What do you need to be a good concierge?
To know my city, to know my place of work, to have a vocation, and to passionate about interacting and sharing with people. A concierge should turn every problem into an opportunity. I’ve had to cater to certain guests who simply aren’t interested in churches or museums. They’ve said: “I want to live how you live. Where do we go?”
So I sent them to eat hornado (roast pork) at the Iñaquito market, corvinas (sea bass) in Santa Clara, and tripas (intestines) in La Floresta. And you know what? They came back ecstatic, saying, “This is exactly what we wanted!” Not all the best Quito hotels can organise an everyday Quito experience at the drop of a hat like that. That’s why we take pride in being able to help our guests experience the city the way they want to.
When our guests arrive at our Quito hotel, I take them up to the roof and point out all the best iconic buildings.
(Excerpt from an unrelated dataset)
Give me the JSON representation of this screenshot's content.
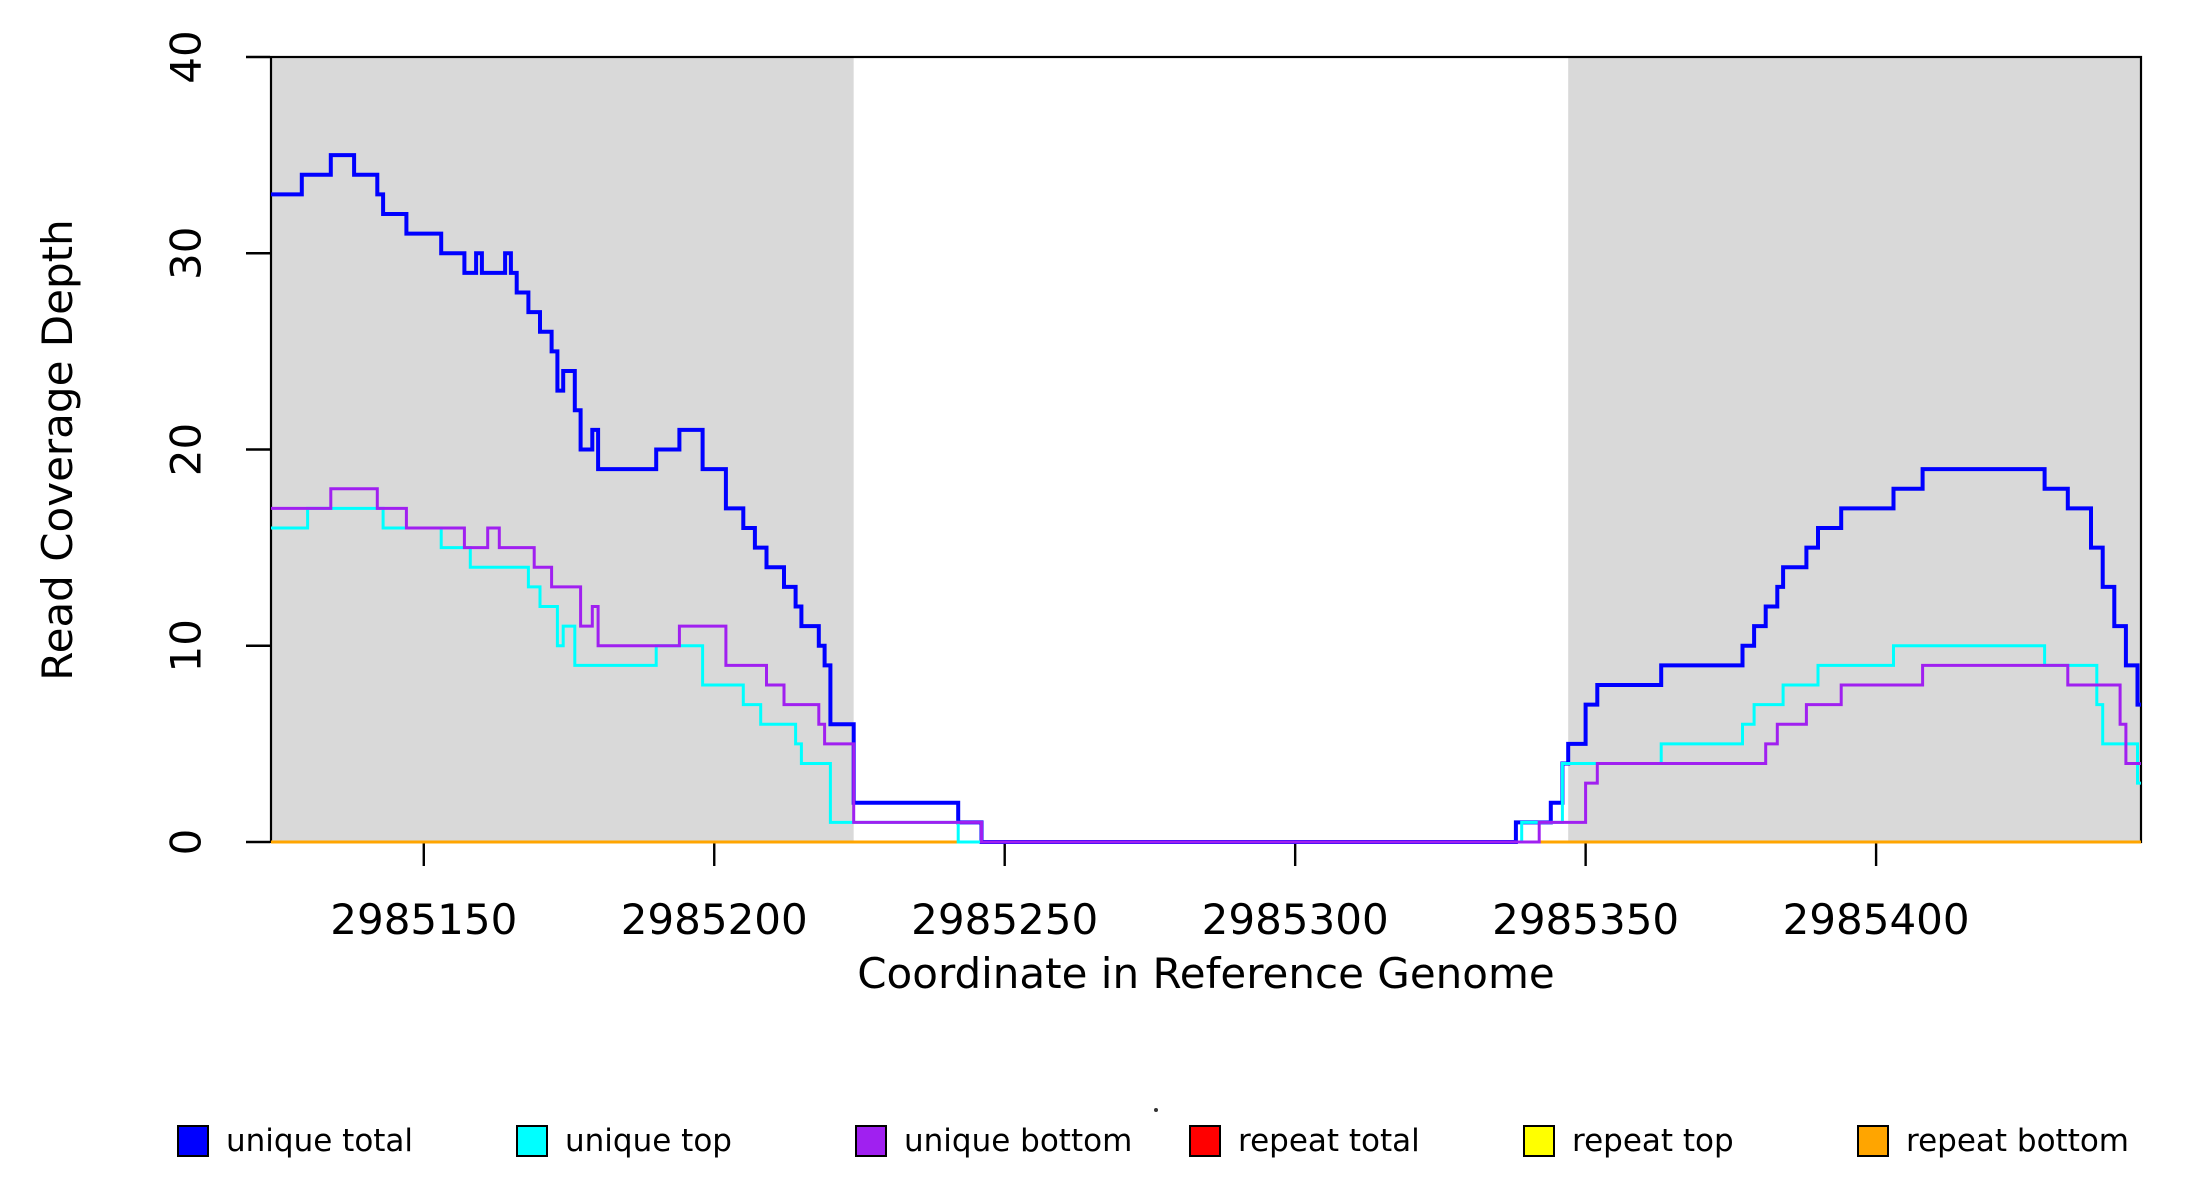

Casa Gangotena is surrounded by 10 churches! I personally love La Compañía and tell guests they have to go and visit it. I always have a map ready. And if they arrive at night, the panorama changes entirely, with the Old Town completely illuminated and glowing. If it’s daytime and the weather is on our side, we can even see Cayambe Volcano situated faraway to the northeast – the only snow-capped peak in the world that sits right on the equator!
What is the strangest request you’ve had from a guest?
In another job, a guest wanted to go to Cuenca, but they didn’t want to travel by land. So I found them a helicopter – at the price of US$18,000 and they agreed! After adding the tax and sending the luggage by land the price came out to around US$30,000.